Noch sorgt die hohe Zahl der zu erwartenden Flüchtlinge in Hüttenfeld eher für Unmut, sagt Ortsvorsteher Berg. Bisher sei außerdem unklar, woher die Neuankömmlinge stammen, wie viele von ihnen mit oder ohne Familie unterwegs sind und welche Altersgruppen vorherrschen. „Wir stochern zurzeit im Nebel, was für Unverständnis sorgt.“ Ginge es darum, Familien oder ältere Menschen zu unterstützen, egal ob aus Syrien, der Ukraine oder einem anderen Land, gebe es durchaus Hilfsbereitschaft. Doch gebe es eben auch Befürchtungen, unter den Geflüchteten seien viele junge Männer, die sich in der Forstschule langweilen und bei Ausflügen nach Hüttenfeld unangenehm auffallen könnten.

„Vorbehalte und Ungewissheit stehen einem größeren ehrenamtlichen Engagement zurzeit im Weg“, gibt der SPD-Mann zu bedenken.

Schwierige Prognose

Matthias Schimpf kann das nachvollziehen. „Es ist im Moment kaum abzuschätzen, wer kommt“, räumt der Kreisbeigeordnete ein. Immerhin, etwa acht Tage vor Ankunft der Menschen, wisse man ungefähr, wer komme und gebe die Information an die Kommune weiter. Mal handle es sich überwiegend um Kriegsflüchtlinge aus der Ukrainer, mal seien Menschen aus anderen Ländern in der Mehrheit. „Wir versuchen, eine Vorauswahl zu treffen und Menschen dort unterzubringen, wo es gut passt“, sagt Schimpf.

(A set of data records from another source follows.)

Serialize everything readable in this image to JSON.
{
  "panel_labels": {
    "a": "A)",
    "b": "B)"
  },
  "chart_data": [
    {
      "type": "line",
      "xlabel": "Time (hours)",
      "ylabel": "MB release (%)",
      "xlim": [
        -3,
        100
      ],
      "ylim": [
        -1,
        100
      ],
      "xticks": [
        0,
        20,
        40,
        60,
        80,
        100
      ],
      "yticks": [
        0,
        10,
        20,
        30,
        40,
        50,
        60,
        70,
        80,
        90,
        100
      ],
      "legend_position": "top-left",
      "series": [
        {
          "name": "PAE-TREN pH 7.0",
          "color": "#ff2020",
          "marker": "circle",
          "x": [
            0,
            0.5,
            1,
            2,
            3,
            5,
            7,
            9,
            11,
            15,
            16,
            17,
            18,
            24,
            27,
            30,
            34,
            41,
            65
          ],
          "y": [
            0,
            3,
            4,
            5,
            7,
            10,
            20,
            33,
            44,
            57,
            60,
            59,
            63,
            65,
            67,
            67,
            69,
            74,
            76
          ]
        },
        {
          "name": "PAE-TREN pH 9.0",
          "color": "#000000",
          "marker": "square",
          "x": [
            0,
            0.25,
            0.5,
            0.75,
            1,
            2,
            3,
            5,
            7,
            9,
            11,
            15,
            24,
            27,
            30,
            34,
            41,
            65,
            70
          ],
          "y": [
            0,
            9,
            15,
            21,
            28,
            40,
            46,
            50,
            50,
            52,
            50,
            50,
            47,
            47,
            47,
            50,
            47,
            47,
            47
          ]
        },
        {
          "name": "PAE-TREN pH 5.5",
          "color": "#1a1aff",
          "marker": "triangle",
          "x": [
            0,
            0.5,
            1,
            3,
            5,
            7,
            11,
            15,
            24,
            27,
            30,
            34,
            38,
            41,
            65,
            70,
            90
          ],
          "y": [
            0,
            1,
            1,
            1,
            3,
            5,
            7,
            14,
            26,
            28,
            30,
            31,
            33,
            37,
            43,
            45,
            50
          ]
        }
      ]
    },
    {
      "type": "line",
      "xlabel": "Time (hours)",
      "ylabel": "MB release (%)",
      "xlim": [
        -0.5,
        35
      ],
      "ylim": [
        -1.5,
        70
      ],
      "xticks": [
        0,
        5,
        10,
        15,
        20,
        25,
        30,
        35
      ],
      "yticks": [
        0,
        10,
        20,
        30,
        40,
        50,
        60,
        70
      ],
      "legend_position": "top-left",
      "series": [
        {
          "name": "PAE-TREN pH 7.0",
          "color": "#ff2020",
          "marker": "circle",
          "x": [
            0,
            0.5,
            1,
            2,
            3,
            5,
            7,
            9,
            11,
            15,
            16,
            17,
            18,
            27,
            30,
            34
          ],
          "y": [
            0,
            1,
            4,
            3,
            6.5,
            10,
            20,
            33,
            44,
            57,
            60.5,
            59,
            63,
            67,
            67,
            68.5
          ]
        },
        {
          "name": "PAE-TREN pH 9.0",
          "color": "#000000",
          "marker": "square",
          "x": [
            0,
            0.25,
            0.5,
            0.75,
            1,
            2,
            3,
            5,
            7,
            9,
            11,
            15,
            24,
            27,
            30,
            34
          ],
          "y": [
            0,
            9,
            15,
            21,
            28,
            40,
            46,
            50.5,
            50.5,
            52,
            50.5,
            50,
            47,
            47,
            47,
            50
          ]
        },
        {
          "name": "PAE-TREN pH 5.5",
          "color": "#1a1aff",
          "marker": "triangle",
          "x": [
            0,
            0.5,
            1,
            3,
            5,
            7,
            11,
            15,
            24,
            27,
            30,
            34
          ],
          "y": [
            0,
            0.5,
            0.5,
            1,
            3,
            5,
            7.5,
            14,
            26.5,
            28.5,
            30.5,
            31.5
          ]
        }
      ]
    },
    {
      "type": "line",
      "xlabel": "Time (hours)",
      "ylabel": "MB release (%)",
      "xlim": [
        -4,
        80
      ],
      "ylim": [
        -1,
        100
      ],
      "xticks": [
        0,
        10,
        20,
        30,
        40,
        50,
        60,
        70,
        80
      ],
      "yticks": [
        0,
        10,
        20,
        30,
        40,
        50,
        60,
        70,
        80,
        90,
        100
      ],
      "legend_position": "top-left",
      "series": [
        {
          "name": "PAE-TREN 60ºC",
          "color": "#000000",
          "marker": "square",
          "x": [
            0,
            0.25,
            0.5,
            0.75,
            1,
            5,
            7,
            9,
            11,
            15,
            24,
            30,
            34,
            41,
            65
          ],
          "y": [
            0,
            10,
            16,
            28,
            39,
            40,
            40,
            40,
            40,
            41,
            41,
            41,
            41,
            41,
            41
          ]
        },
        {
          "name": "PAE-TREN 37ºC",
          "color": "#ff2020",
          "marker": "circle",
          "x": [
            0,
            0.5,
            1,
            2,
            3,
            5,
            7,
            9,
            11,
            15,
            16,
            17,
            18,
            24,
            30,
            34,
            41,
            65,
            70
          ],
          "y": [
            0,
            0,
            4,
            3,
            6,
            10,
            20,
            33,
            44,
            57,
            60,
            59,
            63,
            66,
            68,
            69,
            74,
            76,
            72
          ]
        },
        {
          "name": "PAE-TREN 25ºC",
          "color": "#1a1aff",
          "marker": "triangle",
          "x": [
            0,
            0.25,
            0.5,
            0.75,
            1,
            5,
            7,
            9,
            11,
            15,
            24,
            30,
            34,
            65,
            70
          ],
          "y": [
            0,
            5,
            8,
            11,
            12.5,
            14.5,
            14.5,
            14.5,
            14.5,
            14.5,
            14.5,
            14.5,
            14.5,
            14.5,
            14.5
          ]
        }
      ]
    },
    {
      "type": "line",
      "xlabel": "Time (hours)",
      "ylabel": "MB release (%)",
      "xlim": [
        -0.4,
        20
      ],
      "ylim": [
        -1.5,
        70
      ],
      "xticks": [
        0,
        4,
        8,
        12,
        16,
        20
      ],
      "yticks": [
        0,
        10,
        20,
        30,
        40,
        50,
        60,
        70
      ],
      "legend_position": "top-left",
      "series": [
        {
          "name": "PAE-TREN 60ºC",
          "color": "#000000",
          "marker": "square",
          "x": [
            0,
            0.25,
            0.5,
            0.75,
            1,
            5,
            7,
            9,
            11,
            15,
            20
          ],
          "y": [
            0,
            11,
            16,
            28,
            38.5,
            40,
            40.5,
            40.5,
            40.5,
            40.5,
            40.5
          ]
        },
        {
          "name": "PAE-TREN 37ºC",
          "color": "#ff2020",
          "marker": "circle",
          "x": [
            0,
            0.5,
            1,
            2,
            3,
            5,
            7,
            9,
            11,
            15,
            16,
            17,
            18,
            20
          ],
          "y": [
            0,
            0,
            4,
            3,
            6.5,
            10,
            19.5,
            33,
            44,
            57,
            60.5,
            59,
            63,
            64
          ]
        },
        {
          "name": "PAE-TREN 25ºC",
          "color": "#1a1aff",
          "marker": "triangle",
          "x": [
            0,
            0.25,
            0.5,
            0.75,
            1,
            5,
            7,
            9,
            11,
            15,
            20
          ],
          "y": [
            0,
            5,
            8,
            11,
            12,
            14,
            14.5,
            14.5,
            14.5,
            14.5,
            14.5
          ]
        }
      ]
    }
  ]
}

Auch sorge man etwa für einen Sicherheitsdienst. Flüchtlingsunterkünfte waren in der Vergangenheit deutschlandweit Ziele von Anschlägen. Zudem ist das Zusammenleben von Menschen aus unterschiedlichen Kulturkreisen nicht immer spannungsfrei.

„Ich weiß, dass es Verunsicherung in der Gesellschaft gibt“, sagt Schimpf. Und ja, es kommen Stimmen auf, die Solidarität könnte bröckeln. Sowohl ihm als auch Landrat Christian Engelhardt (CDU) sei bewusst, dass die Arbeit der Kommunen an Grenzen komme, wenn sich der Zustrom nicht abschwächt. Das habe man an die Landes- und Bundespolitik weitergegeben. Aktuell müsse man so gut wie möglich mit der Situation umgehen. „Ich stehe für Gespräche in Kommunen bereit. Wir brauchen den offenen Austausch“, sagt Schimpf.

Auch die Stadt versucht, die Situation in Griff zu bekommen. Wie Erster Stadtrat und Sozialdezernent Marius Schmidt (SPD) sagt, werden Mietangebote geprüft. Um Unterkünfte vorhalten zu können, seien auch private Immobilien interessant. Noch gebe es keine konkreten Entscheidungen, sagt Schmidt. Ziel sei es, die Schließung von Bürgerhäusern und Sporthallen zu vermeiden. Notfalls müssten Wohncontainer neben der Forstschule aufgestellt werden. Reserviert seien die provisorischen Unterkünfte bereits.